If I'm sleeping, my ringer will be off. You don't have to worry about waking me. When I sleep, I'm exhausted. Nothing bothers me.
Occasionally, my mom will throw a sign on the door directing all visitors to call her first. That usually happens if I'm not up for visitors or if we have an illness in the house. She's pretty awesome and is really in tune with when I'm pushing myself too hard. Her main priority is getting me healthy. I don't blame her. I would want to leave this crazy, chaotic house, too! ;)
We do ask that anyone that has been ill or has sick kids please refrains from visiting. I really can't afford to get sick and have heard that this flu season will be a doozy.
Here is what I have found is par for the course so far.
I usually feel (and look) the best the last few days before I get chemo. By then, the prior poisons are about out of my system. I feel like my old self.
Once I get treatment again, I start to feel 'off' about 4 hours later. The next day, I am exhausted and nauseous. I require naps. That lasts from Friday night through Monday afternoon.

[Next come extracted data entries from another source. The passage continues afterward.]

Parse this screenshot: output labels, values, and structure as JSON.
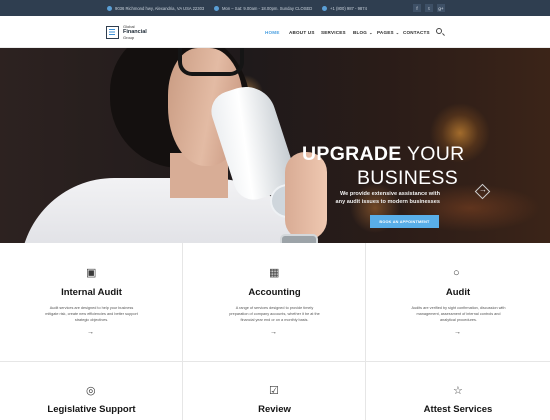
{
  "topbar": {
    "address": "9036 Richmond hwy, Alexandria, VA USA 22303",
    "hours": "Mon – Sat: 9.00am - 18.00pm. Sunday CLOSED",
    "phone": "+1 (800) 987 - 9874",
    "social": [
      {
        "icon": "facebook-icon",
        "glyph": "f"
      },
      {
        "icon": "twitter-icon",
        "glyph": "t"
      },
      {
        "icon": "google-plus-icon",
        "glyph": "g+"
      }
    ]
  },
  "logo": {
    "line1": "Global",
    "line2": "Financial",
    "line3": "Group"
  },
  "nav": {
    "items": [
      "HOME",
      "ABOUT US",
      "SERVICES",
      "BLOG",
      "PAGES",
      "CONTACTS"
    ],
    "active": "HOME",
    "dropdown_marker": "⌄"
  },
  "hero": {
    "title_bold": "UPGRADE",
    "title_light": " YOUR",
    "title_line2": "BUSINESS",
    "subtitle": "We provide extensive assistance with any audit issues to modern businesses",
    "button": "BOOK AN APPOINTMENT",
    "arrow_glyph": "→"
  },
  "services": [
    {
      "icon": "briefcase-icon",
      "glyph": "▣",
      "title": "Internal Audit",
      "desc": "Audit services are designed to help your business mitigate risk, create new efficiencies and better support strategic objectives."
    },
    {
      "icon": "calculator-icon",
      "glyph": "▦",
      "title": "Accounting",
      "desc": "A range of services designed to provide timely preparation of company accounts, whether it be at the financial year end or on a monthly basis."
    },
    {
      "icon": "magnifier-icon",
      "glyph": "○",
      "title": "Audit",
      "desc": "Audits are verified by sight confirmation, discussion with management, assessment of internal controls and analytical procedures."
    },
    {
      "icon": "lifebuoy-icon",
      "glyph": "◎",
      "title": "Legislative Support"
    },
    {
      "icon": "clipboard-check-icon",
      "glyph": "☑",
      "title": "Review"
    },
    {
      "icon": "star-icon",
      "glyph": "☆",
      "title": "Attest Services"
    }
  ],
  "arrow_glyph": "→",
  "colors": {
    "accent": "#59aee8",
    "topbar": "#2f3e50",
    "nav_active": "#4a9fe0"
  }
}
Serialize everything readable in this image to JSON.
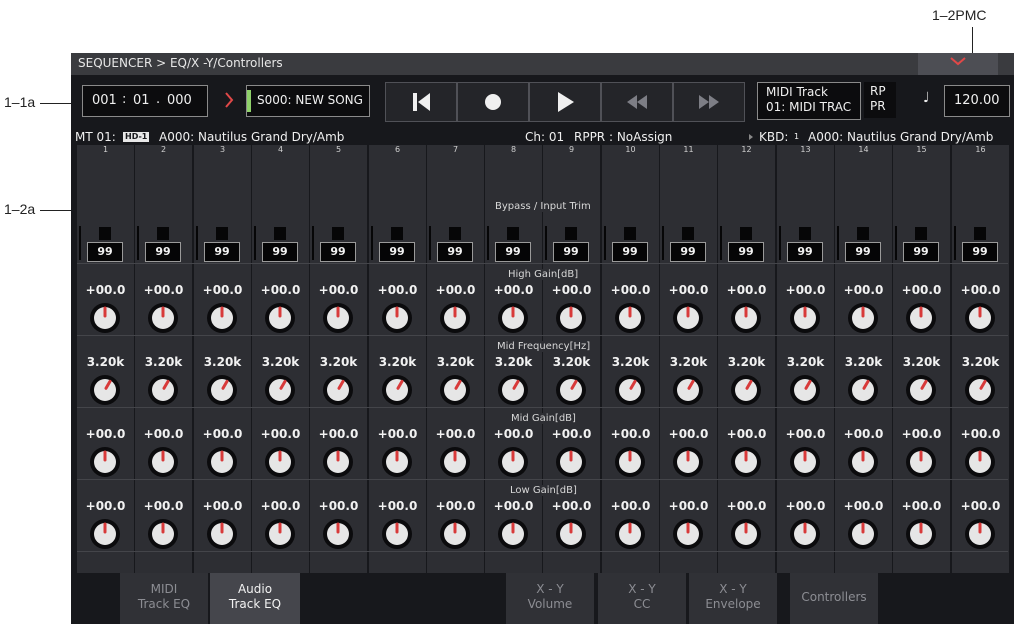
{
  "callouts": {
    "top_right": "1–2PMC",
    "left_a": "1–1a",
    "left_b": "1–2a"
  },
  "header": {
    "title": "SEQUENCER > EQ/X -Y/Controllers"
  },
  "transport": {
    "location": [
      "001",
      "01",
      "000"
    ],
    "song": "S000: NEW SONG",
    "midi_track_label": "MIDI Track",
    "midi_track_value": "01: MIDI TRAC",
    "rp": "RP",
    "pr": "PR",
    "tempo_symbol": "♩",
    "tempo": "120.00"
  },
  "info_bar": {
    "mt": "MT 01:",
    "hd_badge": "HD-1",
    "program": "A000: Nautilus Grand Dry/Amb",
    "ch": "Ch: 01",
    "rppr": "RPPR : NoAssign",
    "kbd_label": "KBD:",
    "kbd_num": "1",
    "kbd_program": "A000: Nautilus Grand Dry/Amb"
  },
  "columns": [
    "1",
    "2",
    "3",
    "4",
    "5",
    "6",
    "7",
    "8",
    "9",
    "10",
    "11",
    "12",
    "13",
    "14",
    "15",
    "16"
  ],
  "sections": {
    "bypass": "Bypass / Input Trim",
    "high": "High Gain[dB]",
    "midfreq": "Mid Frequency[Hz]",
    "midgain": "Mid Gain[dB]",
    "low": "Low Gain[dB]"
  },
  "values": {
    "trim": "99",
    "high_gain": "+00.0",
    "mid_freq": "3.20k",
    "mid_gain": "+00.0",
    "low_gain": "+00.0"
  },
  "tabs": [
    {
      "line1": "MIDI",
      "line2": "Track EQ",
      "active": false
    },
    {
      "line1": "Audio",
      "line2": "Track EQ",
      "active": true
    },
    {
      "line1": "X - Y",
      "line2": "Volume",
      "active": false
    },
    {
      "line1": "X - Y",
      "line2": "CC",
      "active": false
    },
    {
      "line1": "X - Y",
      "line2": "Envelope",
      "active": false
    },
    {
      "line1": "Controllers",
      "line2": "",
      "active": false
    }
  ],
  "colors": {
    "screen_bg": "#17181c",
    "cell_bg": "#2d2e33",
    "accent_red": "#d83a3a",
    "song_marker": "#8fd16a"
  }
}
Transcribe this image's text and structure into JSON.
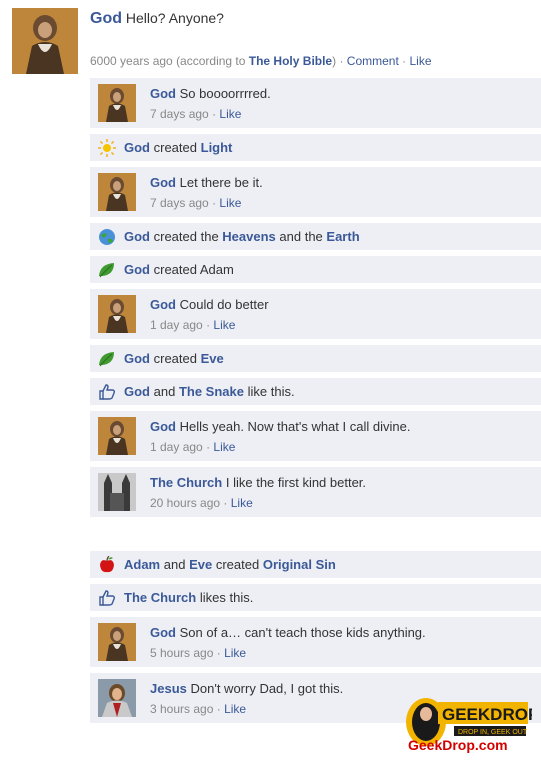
{
  "status": {
    "author": "God",
    "text": "Hello?  Anyone?",
    "time": "6000 years ago (according to ",
    "source": "The Holy Bible",
    "time_close": ")",
    "comment": "Comment",
    "like": "Like",
    "sep": "·"
  },
  "feed": [
    {
      "kind": "comment",
      "name": "God",
      "text": "So boooorrrred.",
      "time": "7 days ago",
      "like": "Like",
      "avatar": "god"
    },
    {
      "kind": "story",
      "icon": "sun-icon",
      "name": "God",
      "mid": "created",
      "obj": "Light",
      "rest": "",
      "obj2": ""
    },
    {
      "kind": "comment",
      "name": "God",
      "text": "Let there be it.",
      "time": "7 days ago",
      "like": "Like",
      "avatar": "god"
    },
    {
      "kind": "story",
      "icon": "earth-icon",
      "name": "God",
      "mid": "created the",
      "obj": "Heavens",
      "rest": "and the",
      "obj2": "Earth"
    },
    {
      "kind": "story",
      "icon": "leaf-icon",
      "name": "God",
      "mid": "created Adam",
      "obj": "",
      "rest": "",
      "obj2": ""
    },
    {
      "kind": "comment",
      "name": "God",
      "text": "Could do better",
      "time": "1 day ago",
      "like": "Like",
      "avatar": "god"
    },
    {
      "kind": "story",
      "icon": "leaf-icon",
      "name": "God",
      "mid": "created",
      "obj": "Eve",
      "rest": "",
      "obj2": ""
    },
    {
      "kind": "like",
      "name": "God",
      "mid": "and",
      "name2": "The Snake",
      "rest": "like this."
    },
    {
      "kind": "comment",
      "name": "God",
      "text": "Hells yeah.  Now that's what I call divine.",
      "time": "1 day ago",
      "like": "Like",
      "avatar": "god"
    },
    {
      "kind": "comment",
      "name": "The Church",
      "text": "I like the first kind better.",
      "time": "20 hours ago",
      "like": "Like",
      "avatar": "church"
    },
    {
      "kind": "gap"
    },
    {
      "kind": "story",
      "icon": "apple-icon",
      "name": "Adam",
      "mid": "and",
      "obj": "Eve",
      "rest": "created",
      "obj2": "Original Sin",
      "namestyle": "plain"
    },
    {
      "kind": "like",
      "name": "The Church",
      "mid": "",
      "name2": "",
      "rest": "likes this."
    },
    {
      "kind": "comment",
      "name": "God",
      "text": "Son of a… can't teach those kids anything.",
      "time": "5 hours ago",
      "like": "Like",
      "avatar": "god"
    },
    {
      "kind": "comment",
      "name": "Jesus",
      "text": "Don't worry Dad, I got this.",
      "time": "3 hours ago",
      "like": "Like",
      "avatar": "jesus"
    }
  ],
  "logo": {
    "line1": "GEEKDROP",
    "line2": "DROP IN, GEEK OUT",
    "line3": "GeekDrop.com"
  },
  "colors": {
    "link": "#3b5998",
    "feed_bg": "#edeff4",
    "meta": "#888888"
  }
}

The Monday following treatment, I go in for the Neulasta shot. That's the kicker. It makes me feel like I was hit by a truck and lasts about 4 days. I'm usually not as nauseous during these days, but it causes me to get migraines and I have to up my meds. These days, I'm usually holed up in my living room with the curtains drawn drinking lemon water while my saint mother takes my kids to and from school and walks them around the block a hundred times so they don't make my head explode.
I wrote on my calendar last week that I predicted that I will feel better by this Friday. I'm going to challenge myself to feel pretty darn great by tomorrow instead. Grandma needs to take a much needed day off.